A Era da Informação ou “Era Tecnológica” é um período que surgiu após a Terceira Revolução Industrial e caracteriza-se pelo acesso rápido e prático aos meios informativos. Entretanto, apesar da evolução no contexto da informação, notícias que tangem doações de órgãos são pouco debatidas nas mídias. Isso ocorre porque não há campanhas da área da saúde com o escopo de esclarecer a população sobre os transplantes. Com isso, a ausência de conhecimento acerca do assunto diminui a taxa de doadores e aumenta as filas de espera.Como exemplo disso, em 2018, segundo dados do Governo, existia 26.400 doadores e 32.716 pacientes cadastrados.

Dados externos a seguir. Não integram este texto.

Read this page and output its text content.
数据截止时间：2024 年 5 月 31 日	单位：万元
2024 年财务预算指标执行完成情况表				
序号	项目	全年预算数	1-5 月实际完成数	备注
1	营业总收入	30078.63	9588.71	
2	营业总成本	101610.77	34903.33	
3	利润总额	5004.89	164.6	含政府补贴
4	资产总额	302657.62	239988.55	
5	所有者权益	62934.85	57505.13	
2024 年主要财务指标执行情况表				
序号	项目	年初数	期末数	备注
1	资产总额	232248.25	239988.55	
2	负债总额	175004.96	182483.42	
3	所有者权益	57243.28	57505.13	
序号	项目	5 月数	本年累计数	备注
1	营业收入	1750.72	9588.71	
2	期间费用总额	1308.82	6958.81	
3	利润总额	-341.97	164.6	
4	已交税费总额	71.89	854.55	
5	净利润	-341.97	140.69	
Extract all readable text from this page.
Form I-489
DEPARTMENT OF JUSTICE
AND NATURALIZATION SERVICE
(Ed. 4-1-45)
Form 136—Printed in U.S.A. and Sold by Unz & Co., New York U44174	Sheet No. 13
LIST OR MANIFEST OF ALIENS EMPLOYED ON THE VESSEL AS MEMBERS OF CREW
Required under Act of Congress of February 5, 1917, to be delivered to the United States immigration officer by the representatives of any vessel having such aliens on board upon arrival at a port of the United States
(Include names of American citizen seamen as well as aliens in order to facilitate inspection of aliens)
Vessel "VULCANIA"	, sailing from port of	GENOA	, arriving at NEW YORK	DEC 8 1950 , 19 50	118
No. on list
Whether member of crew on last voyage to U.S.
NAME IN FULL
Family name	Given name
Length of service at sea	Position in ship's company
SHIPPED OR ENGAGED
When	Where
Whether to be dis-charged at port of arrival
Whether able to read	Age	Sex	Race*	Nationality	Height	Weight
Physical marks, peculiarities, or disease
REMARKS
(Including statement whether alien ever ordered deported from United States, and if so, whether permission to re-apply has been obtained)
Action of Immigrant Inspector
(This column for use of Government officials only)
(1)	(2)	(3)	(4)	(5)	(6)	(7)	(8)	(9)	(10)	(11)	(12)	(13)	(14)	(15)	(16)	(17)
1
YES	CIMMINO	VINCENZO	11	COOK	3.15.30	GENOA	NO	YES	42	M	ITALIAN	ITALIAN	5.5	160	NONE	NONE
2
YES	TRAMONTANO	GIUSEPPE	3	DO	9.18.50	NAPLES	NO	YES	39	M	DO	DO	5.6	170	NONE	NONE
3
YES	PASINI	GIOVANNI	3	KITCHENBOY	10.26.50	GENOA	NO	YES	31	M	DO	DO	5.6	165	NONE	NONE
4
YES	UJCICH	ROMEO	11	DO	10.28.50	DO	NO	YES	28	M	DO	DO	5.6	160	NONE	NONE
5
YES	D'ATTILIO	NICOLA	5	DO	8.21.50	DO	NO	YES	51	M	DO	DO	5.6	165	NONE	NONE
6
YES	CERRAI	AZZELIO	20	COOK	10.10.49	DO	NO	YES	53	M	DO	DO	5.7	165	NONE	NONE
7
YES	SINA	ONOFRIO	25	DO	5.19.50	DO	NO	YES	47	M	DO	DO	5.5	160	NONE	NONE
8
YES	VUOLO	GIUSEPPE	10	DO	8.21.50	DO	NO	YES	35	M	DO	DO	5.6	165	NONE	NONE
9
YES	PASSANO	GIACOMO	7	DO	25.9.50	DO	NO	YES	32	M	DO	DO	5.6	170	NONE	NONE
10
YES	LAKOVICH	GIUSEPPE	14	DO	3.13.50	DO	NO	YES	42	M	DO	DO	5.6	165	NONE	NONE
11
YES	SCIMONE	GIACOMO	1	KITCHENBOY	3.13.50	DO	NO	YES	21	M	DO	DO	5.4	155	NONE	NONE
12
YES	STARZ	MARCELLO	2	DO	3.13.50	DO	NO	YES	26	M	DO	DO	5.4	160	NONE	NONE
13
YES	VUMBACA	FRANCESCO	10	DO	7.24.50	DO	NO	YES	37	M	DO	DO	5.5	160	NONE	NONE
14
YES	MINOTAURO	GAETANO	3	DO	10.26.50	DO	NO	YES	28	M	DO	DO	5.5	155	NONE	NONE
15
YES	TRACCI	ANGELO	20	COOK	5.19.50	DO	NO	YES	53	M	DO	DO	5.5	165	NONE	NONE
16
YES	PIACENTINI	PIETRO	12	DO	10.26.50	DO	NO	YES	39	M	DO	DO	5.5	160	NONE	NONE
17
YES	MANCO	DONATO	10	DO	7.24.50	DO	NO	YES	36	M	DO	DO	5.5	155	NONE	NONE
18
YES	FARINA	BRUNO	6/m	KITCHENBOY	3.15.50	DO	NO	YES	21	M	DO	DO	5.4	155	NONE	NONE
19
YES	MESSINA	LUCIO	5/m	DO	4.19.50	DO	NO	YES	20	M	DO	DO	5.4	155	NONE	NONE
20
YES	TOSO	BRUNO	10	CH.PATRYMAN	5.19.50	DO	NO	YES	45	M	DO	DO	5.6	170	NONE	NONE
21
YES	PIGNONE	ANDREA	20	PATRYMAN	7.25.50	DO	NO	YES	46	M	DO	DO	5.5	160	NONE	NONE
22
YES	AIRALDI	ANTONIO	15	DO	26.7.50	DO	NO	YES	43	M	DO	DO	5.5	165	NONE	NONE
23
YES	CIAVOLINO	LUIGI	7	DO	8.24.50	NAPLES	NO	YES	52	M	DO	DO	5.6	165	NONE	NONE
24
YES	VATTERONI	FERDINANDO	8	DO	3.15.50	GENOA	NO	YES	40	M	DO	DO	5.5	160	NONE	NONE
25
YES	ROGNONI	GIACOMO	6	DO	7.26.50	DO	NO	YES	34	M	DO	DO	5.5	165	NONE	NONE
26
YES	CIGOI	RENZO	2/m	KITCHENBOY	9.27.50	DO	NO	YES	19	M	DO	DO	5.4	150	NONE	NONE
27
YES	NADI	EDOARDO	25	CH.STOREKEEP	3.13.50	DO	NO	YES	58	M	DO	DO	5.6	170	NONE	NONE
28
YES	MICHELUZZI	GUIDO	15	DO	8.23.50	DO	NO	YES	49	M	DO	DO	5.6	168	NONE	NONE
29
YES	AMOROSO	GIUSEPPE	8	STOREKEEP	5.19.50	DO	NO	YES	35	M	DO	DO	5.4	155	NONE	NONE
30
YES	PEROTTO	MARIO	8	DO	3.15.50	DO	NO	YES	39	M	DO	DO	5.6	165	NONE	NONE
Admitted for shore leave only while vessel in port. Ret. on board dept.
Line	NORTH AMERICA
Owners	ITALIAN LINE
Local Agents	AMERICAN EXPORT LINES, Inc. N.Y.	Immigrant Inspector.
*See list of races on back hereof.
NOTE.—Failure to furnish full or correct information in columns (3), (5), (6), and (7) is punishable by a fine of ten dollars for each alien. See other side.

Além dessa questão, o movimento intelectual do século XVIII, Iluminismo, defendia a ideologia de que a sociedade só irá progredir quando os indivíduos se mobilizarem uns com os outros. Sob essa perspectiva, analisa-se que a ausência de mobilização no contexto de doações de órgãos ocorre devido a negativa familiar.Esse fator acontece devido o momento de fragilidade que faz os parentes recusarem os transplantes por não terem ciência da intenção do falecido. Com efeito disso, a falta de diálogos deixam de salvar nove vidas.

Diante dos fatos mencionados, cabe ao Ministério da Ciência,Tecnologia e Comunicações juntamente com o Ministério da Saúde investirem em campanhas informativas nas mídias sociais, por meio de propagandas nos meios de comunicação e locais públicos para esclarecer os procedimentos e a importância das doações, a fim de informar a população. Ademais, é dever da família junto com os indivíduos que pretendem doar órgãos aderir a medidas para diminuir a recusa familiar, por intermédio de diálogos e explicações sobre o procedimento de transplante, com o fito de salvar as vidas dos indivíduos.